An analysis of the placebo arm demonstrated a shorter BMFS time as PSA doubling time decreased to less than 8 months. Compared with placebo, treatment with denosumab was associated with median BMFS increases of 6 months (28.4 vs 22.6 months, respectively; hazard ratio [HR], 0.84) in patients with a PSA doubling time of ≤10 months, 7.2 months (25.9 vs 18.7 months; HR, 0.77) among patients with a PSA doubling time of ≤6 months, and 7.5 months (25.8 vs 18.3 months; HR, 0.71) in patients with a doubling time of ≤4 months.

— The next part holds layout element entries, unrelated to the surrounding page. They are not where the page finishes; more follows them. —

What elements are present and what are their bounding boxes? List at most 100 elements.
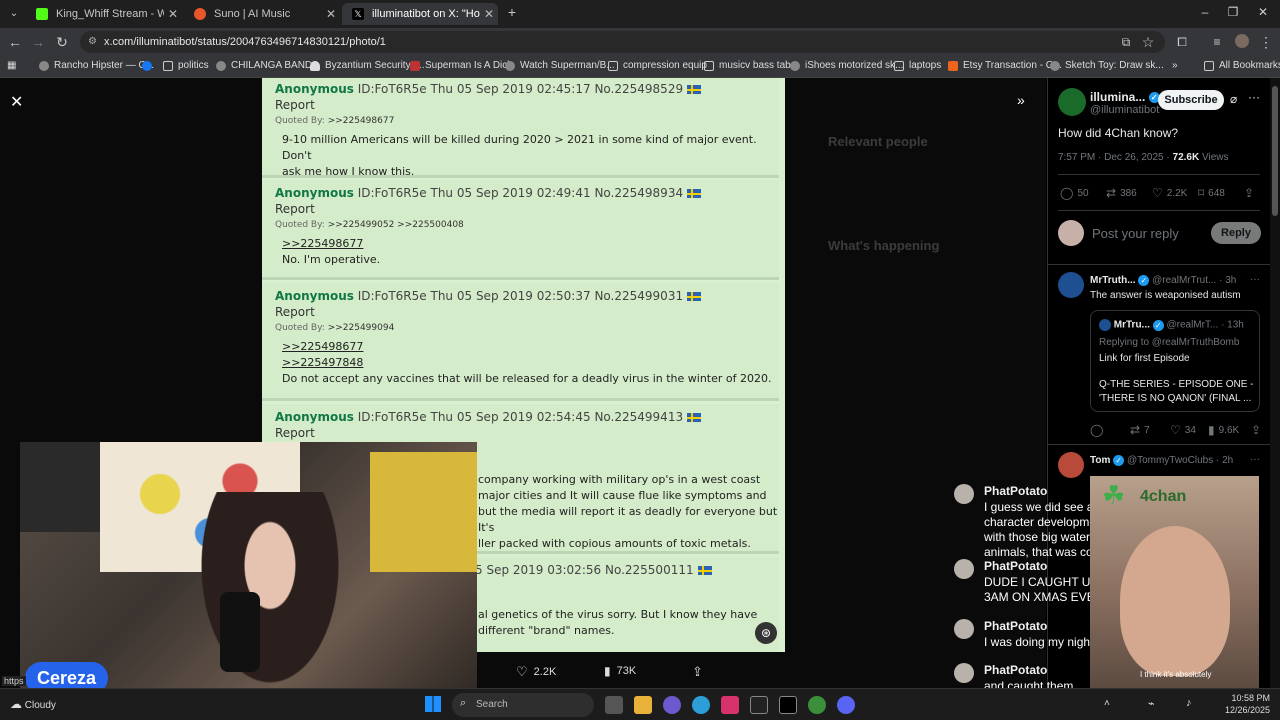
bookmarks-overflow-icon[interactable]: » bbox=[1172, 60, 1178, 71]
reply-stat[interactable]: ◯ 50 bbox=[1060, 186, 1089, 200]
author-name[interactable]: illumina... ✓ bbox=[1090, 90, 1160, 104]
report-label: Report bbox=[275, 305, 315, 319]
close-viewer-icon[interactable]: ✕ bbox=[10, 92, 23, 112]
close-tab-icon[interactable]: ✕ bbox=[480, 7, 498, 21]
share-button[interactable]: ⇪ bbox=[692, 664, 703, 680]
profile-avatar-icon[interactable] bbox=[1232, 34, 1252, 51]
quoted-tweet[interactable]: MrTru... ✓ @realMrT... · 13h Replying to… bbox=[1090, 310, 1260, 412]
bookmark-bass-tabs[interactable]: musicv bass tabs bbox=[704, 60, 796, 71]
subscribe-button[interactable]: Subscribe bbox=[1158, 90, 1224, 110]
start-button[interactable] bbox=[425, 696, 441, 712]
panel-scrollbar[interactable] bbox=[1270, 78, 1280, 688]
repost-stat[interactable]: ⇄ 386 bbox=[1106, 186, 1137, 200]
bookmark-watch-superman[interactable]: Watch Superman/B... bbox=[505, 60, 615, 71]
weather-widget[interactable]: ☁ Cloudy bbox=[10, 692, 56, 711]
taskbar-search[interactable]: ⌕ Search bbox=[452, 693, 594, 717]
reply-avatar[interactable] bbox=[1058, 272, 1084, 298]
reply-input[interactable]: Post your reply bbox=[1092, 226, 1179, 241]
bookmark-chilanga-banda[interactable]: CHILANGA BANDA bbox=[216, 60, 319, 71]
bookmark-politics[interactable]: politics bbox=[142, 60, 209, 71]
network-icon[interactable]: ⌁ bbox=[1148, 697, 1155, 710]
author-handle[interactable]: @illuminatibot bbox=[1090, 104, 1159, 116]
share-icon[interactable]: ⇪ bbox=[1244, 186, 1258, 200]
amazon-icon[interactable] bbox=[750, 696, 768, 714]
reply-reply-stat[interactable]: ◯ bbox=[1090, 423, 1107, 437]
chrome-icon[interactable] bbox=[808, 696, 826, 714]
bookmark-stat[interactable]: ⌑ 648 bbox=[1198, 186, 1225, 200]
forward-icon[interactable]: → bbox=[28, 34, 48, 50]
copilot-icon[interactable] bbox=[663, 696, 681, 714]
windows-taskbar: ☁ Cloudy ⌕ Search ˄ ⌁ ♪ 10:58 PM 12/26/2… bbox=[0, 688, 1280, 720]
bookmark-sketch-toy[interactable]: Sketch Toy: Draw sk... bbox=[1050, 60, 1164, 71]
x-app-icon[interactable] bbox=[779, 696, 797, 714]
reply-more-icon[interactable]: ··· bbox=[1250, 454, 1260, 465]
expand-panel-icon[interactable]: » bbox=[1017, 92, 1025, 108]
tray-chevron-icon[interactable]: ˄ bbox=[1104, 698, 1110, 709]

The median time to first bone metastasis was significantly reduced with denosumab in patients with a PSA doubling time of ≤6 months (26.5 vs 22.1, respectively; HR, 0.80) and ≤4 months (26.4 vs 18.5 months; HR, 0.71). No difference was found in OS between the 2 treatment arms for the overall study population or for PSA doubling time subsets.
These findings demonstrate that faster PSA doubling time is associated with a shorter BMFS in this patient population. Denosumab significantly increased BMFS time and time to first bone metastasis in the overall study population, and the drug has shown the greatest treatment effects in men who are at high risk for disease progression.
Although the study results show that denosumab improves BMFS in patients with nonmetastatic CRPC at high risk for developing bone metastasis, an accompanying editorial by Garraway suggests that denosumab is not approved by the US Food and Drug Administration for the prevention of bone metastasis, in part because of its effect on patient survival, pain metrics, and other quality-of-life measurements (Garraway IP. J Clin Oncol. 2013;31:3838-3840). It is possible that the development of rational therapeutic combinations to prevent bone metastasis, combined with further molecular and genetic classification of prostate cancer, will provide greater clarity regarding who gets treatment and at what point in disease progression, Garraway suggests.